I have a question regarding batch normalization in NNVM.
By default (with opt_level=0), it seems that NNM unpacks batch normalization into several unit operators such as add_scalar, sqrt, rdiv_scalar, and elemwise_mul.
Here, If I want to keep batch normalization as a unit operator and fuse operators like @tvm_op(…, …, , func_name=”fuse_conv2d_batch_norm_relu_…", …), what steps do I need to do?

So far I notice that,

  1. Computation of batch normalization is implemented in Python (./tvm/topi/python/topi/nn/batch_norm.py) as well as C++ (./tvm/topi/include/topi/nn/batch_norm.h).
  2. The computation and schedule is not registered to NNVM, as seen in ./python/nnvm/top/nn.py) whereas it’s registered to TVM as in ./tvm/topi/src/topi.cc).
  3. Operator pattern for batch normalization is registered as BROADCAST, as seen in tag scope of batch_norm_inference() in batch_norm.py.
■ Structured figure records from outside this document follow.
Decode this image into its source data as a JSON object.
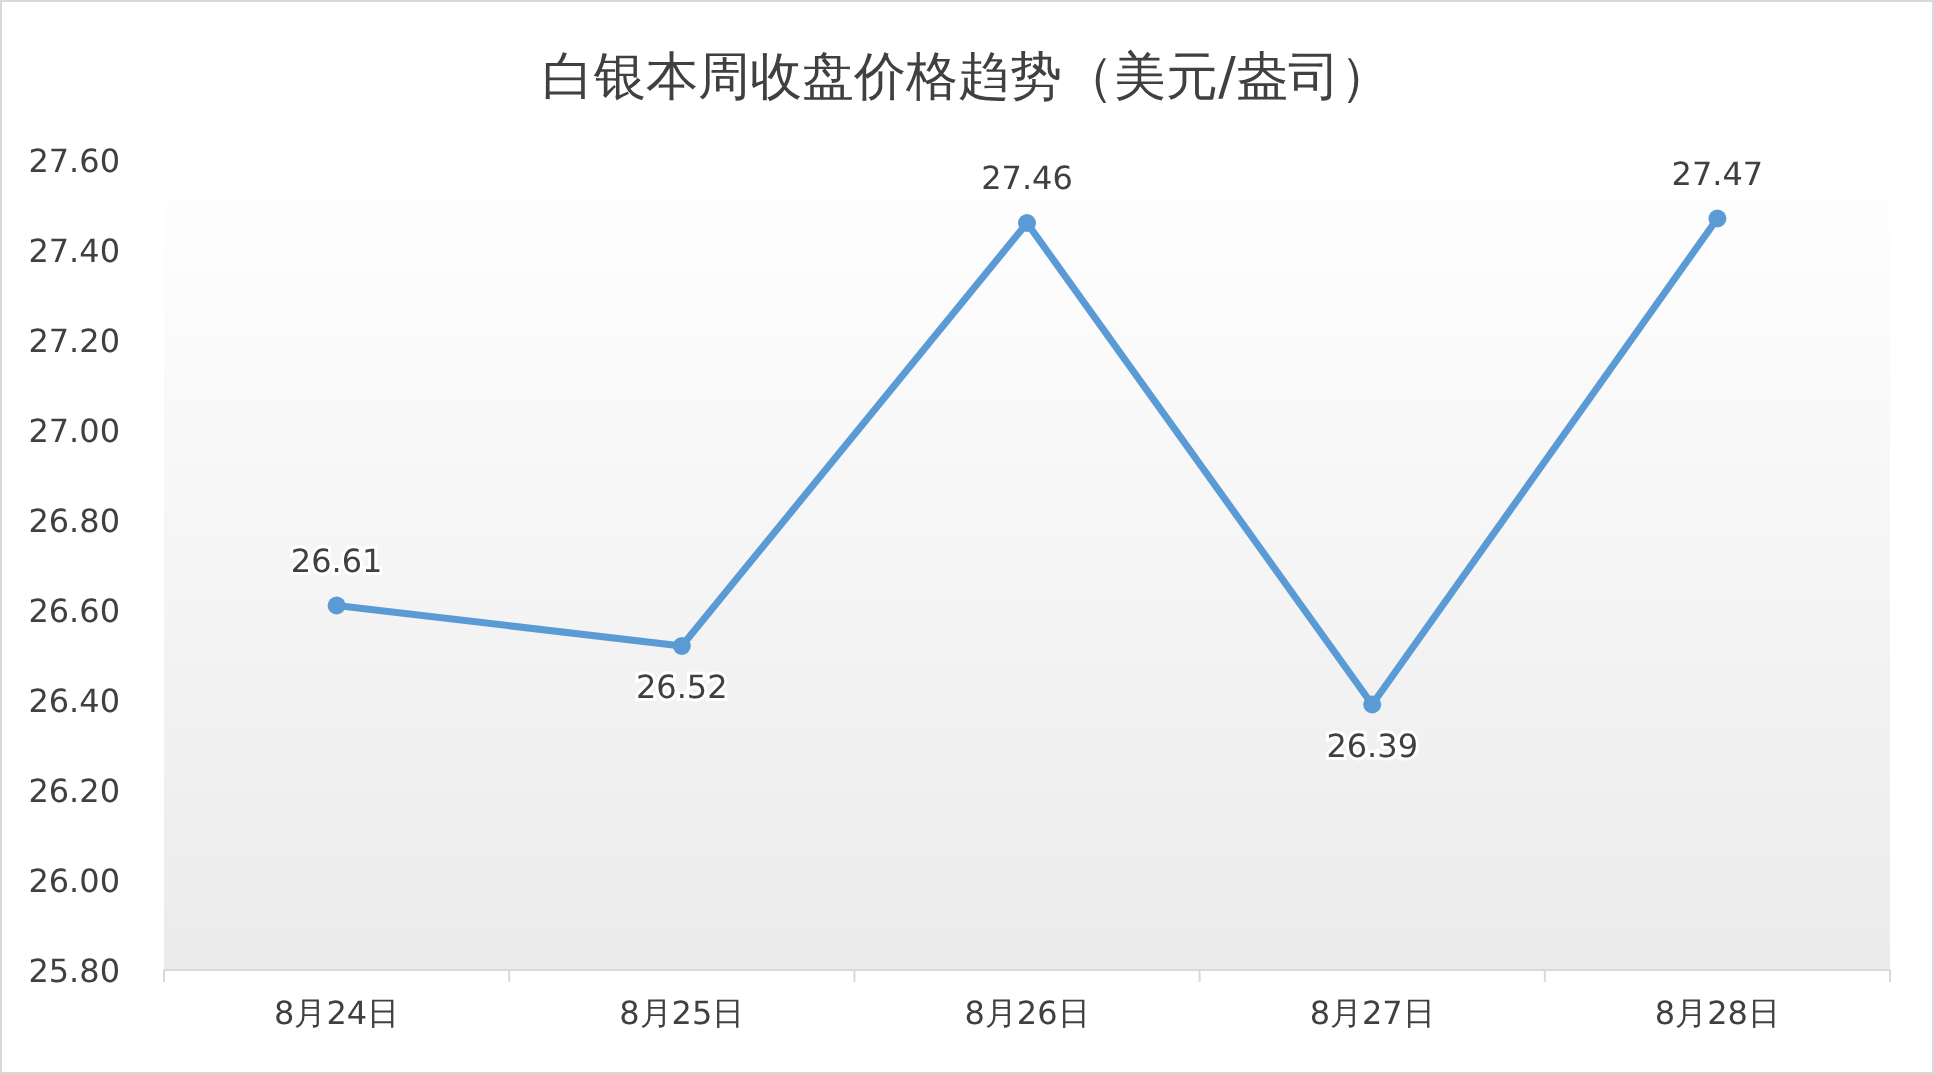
{
  "chart_data": {
    "type": "line",
    "title": "白银本周收盘价格趋势（美元/盎司）",
    "categories": [
      "8月24日",
      "8月25日",
      "8月26日",
      "8月27日",
      "8月28日"
    ],
    "series": [
      {
        "color": "#5b9bd5",
        "values": [
          26.61,
          26.52,
          27.46,
          26.39,
          27.47
        ]
      }
    ],
    "ylim": [
      25.8,
      27.6
    ],
    "yticks": [
      {
        "value": 25.8,
        "label": "25.80"
      },
      {
        "value": 26.0,
        "label": "26.00"
      },
      {
        "value": 26.2,
        "label": "26.20"
      },
      {
        "value": 26.4,
        "label": "26.40"
      },
      {
        "value": 26.6,
        "label": "26.60"
      },
      {
        "value": 26.8,
        "label": "26.80"
      },
      {
        "value": 27.0,
        "label": "27.00"
      },
      {
        "value": 27.2,
        "label": "27.20"
      },
      {
        "value": 27.4,
        "label": "27.40"
      },
      {
        "value": 27.6,
        "label": "27.60"
      }
    ],
    "data_labels": true,
    "marker": "circle",
    "line_style": "solid",
    "grid": false
  }
}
I tried to register batch normalization op to NNVM and execute the code, but it eventually fails in GraphFuseCompile(), specifically when fcompute (essentially, the lambda function of batch normalization code in batch_norm.py) is called in compute() in ./tvm/python/tvm/api.py. Since the fcompute is a lamba function, I’m not sure how I could efficiently debug or trace the code.

Do you have any comments or suggestions? Thanks!



unfortunately it is hard to do so. You could mark batchnorm as opaque and provide a manual schedule for that.

But note that TVM automatically fuses things together again so unpacking batchnorm actually makes followup optimizations easier


Can I ask why do you want a single batchnorm? you have special implement for it?


I imagine there is a use case when a fully optimized batch norm intrinsic or instruction is provided from a particular hardware platform.


Hmm… that will be interesting. well… if it was the case, maybe we could have some arguments or system env variables tell nnvm not to unpack a specific operator, (for now only batchnorm and dropout)